With Kevin Love missing the second half the Cavs got a boost from Richard Jefferson.  He did a nice job being an offensive opportunist and finished 4 of 5 from the field.  Kyle Korver finished 1-7 from the field and 1-6 from downtown.  He was 0-2 from 3 in the 4th quarter, putting him at 6-18 as a member of the Cavs.  Hubie Brown commented that the Cavs don’t really set down screens or send guards curling around perimeter screens to free them up for 3 pointers and that this was creating discomfort for Korver.  He’s right about that action, and we’ll see whether they re-structure some of the offense to feature this.  Ray Allen did it in Miami so it’s not like LeBron has never played with a player that thrives with these sets.  But you’d like to think that Korver could hit a few of these spotted up 3s when he’s not really being tightly defended.

Coach Lue has been getting some criticism lately for his lineups and rotations.  Thankfully he didn’t wait too long tonight to end the Felder, Frye, Korver experiment after the Thunder’s 8-0 run cut the lead to 7.  That said, my biggest frustration with with the Cavs recently is their inability to use LeBron James as a roll man in lineups where he’s playing with the second unit.  Defenders are staying home enough on the shooters and LeBron is stopping the ball and asking for screens from Felder or Liggins and it makes no sense.  Why would anyone need to worry about Kay Felder flaring out after setting a screen for LeBron?  They wouldn’t and they don’t.  And Felder isn’t exactly setting picks like Darnell “D-Block” Jackson.  Felder is passable as a ball handler and his 18-foot pull up J has to be respected.  His catch and shoot 3 does not, nor does him rolling to towards the hoop.  LeBron, on the other hand, catching a ball 13 feet from the basket with a few defenders scrambling is a great way to generate easy baskets.  The Cavs really need to work on this or if they are too stubborn, then abandon playing Felder next to LeBron.

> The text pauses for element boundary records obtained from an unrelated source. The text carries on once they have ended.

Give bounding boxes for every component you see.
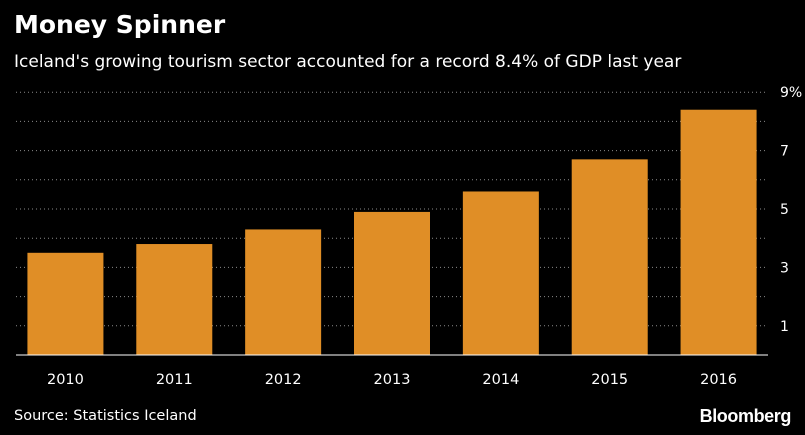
- x-tick-label: 2013: [374, 372, 411, 388]
- y-tick-label: 5: [780, 202, 789, 218]
- bar: [462, 191, 539, 355]
- y-tick-label: 3: [780, 260, 789, 276]
- x-tick-label: 2012: [265, 372, 302, 388]
- y-tick-label: 7: [780, 144, 789, 160]
- bar: [27, 252, 104, 355]
- bar-chart: 2010 2011 2012 2013 2014 2015 2016 1 3 5 7 9%: [16, 85, 802, 388]
- x-tick-label: 2014: [482, 372, 519, 388]
- bloomberg-logo: Bloomberg: [699, 406, 792, 426]
- bar: [680, 109, 757, 355]
- source-note: Source: Statistics Iceland: [14, 408, 197, 424]
- y-tick-label: 9%: [780, 85, 802, 101]
- y-tick-label: 1: [780, 319, 789, 335]
- x-tick-label: 2016: [700, 372, 737, 388]
- x-tick-label: 2011: [156, 372, 193, 388]
- bar: [245, 229, 322, 355]
- chart-title: Money Spinner: [14, 10, 226, 39]
- x-tick-label: 2010: [47, 372, 84, 388]
- bar: [571, 159, 648, 355]
- x-tick-label: 2015: [591, 372, 628, 388]
- bar: [136, 244, 213, 355]
- bar: [354, 211, 430, 355]
- chart-subtitle: Iceland's growing tourism sector account…: [14, 52, 682, 72]
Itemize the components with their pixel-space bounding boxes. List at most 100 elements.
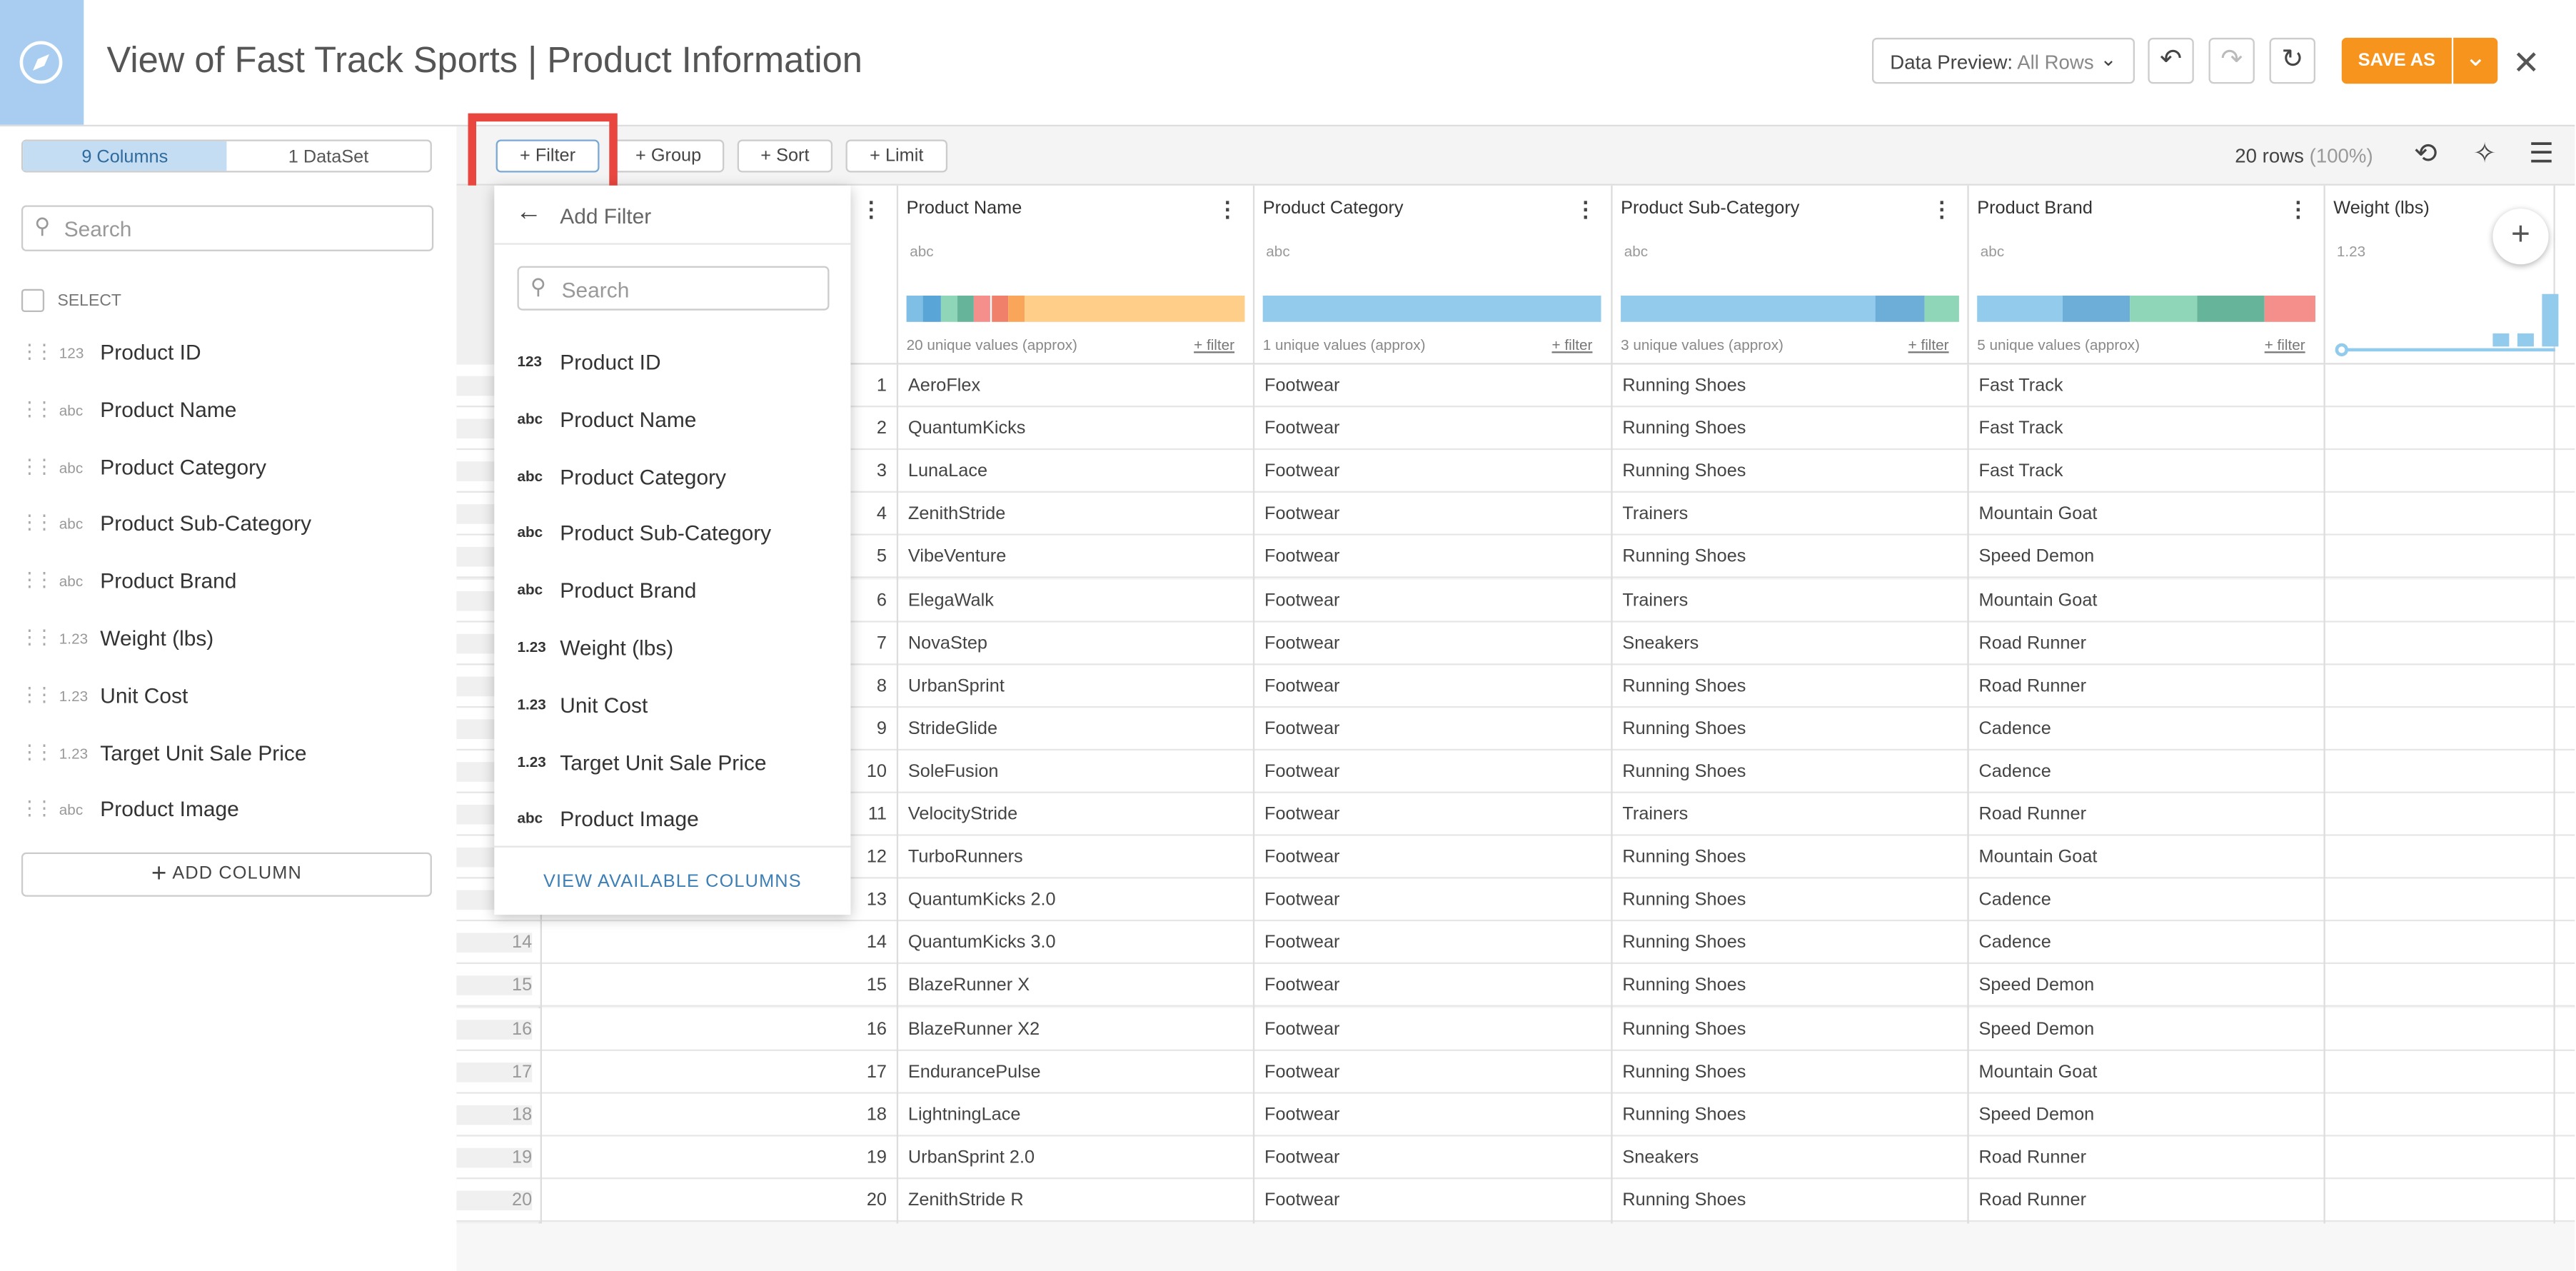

While Kyrie’s offensive performance was All-NBA tonight, the Cavs didn’t play a particularly impressive game and were fortunate that the Thunder were 0-15 from 3 in the first half, because a lot of those 3s was wide open.  Neither team played great team defense and were mostly focused on making life difficult for the high usage dribble penetrators.  Westbrook faltered, LeBron got tired of not getting calls in the first 3 quarters and started settling for bad jumpers, and Kyrie Irving just tortured the Thunder all night.  If we’re grading on a curve the Cavs get a B for winning, but they won this game largely because the Thunder missed so many makable shots.

Another January game, this time a W.  Let’s hope Kevin Love’s back issues are temporary.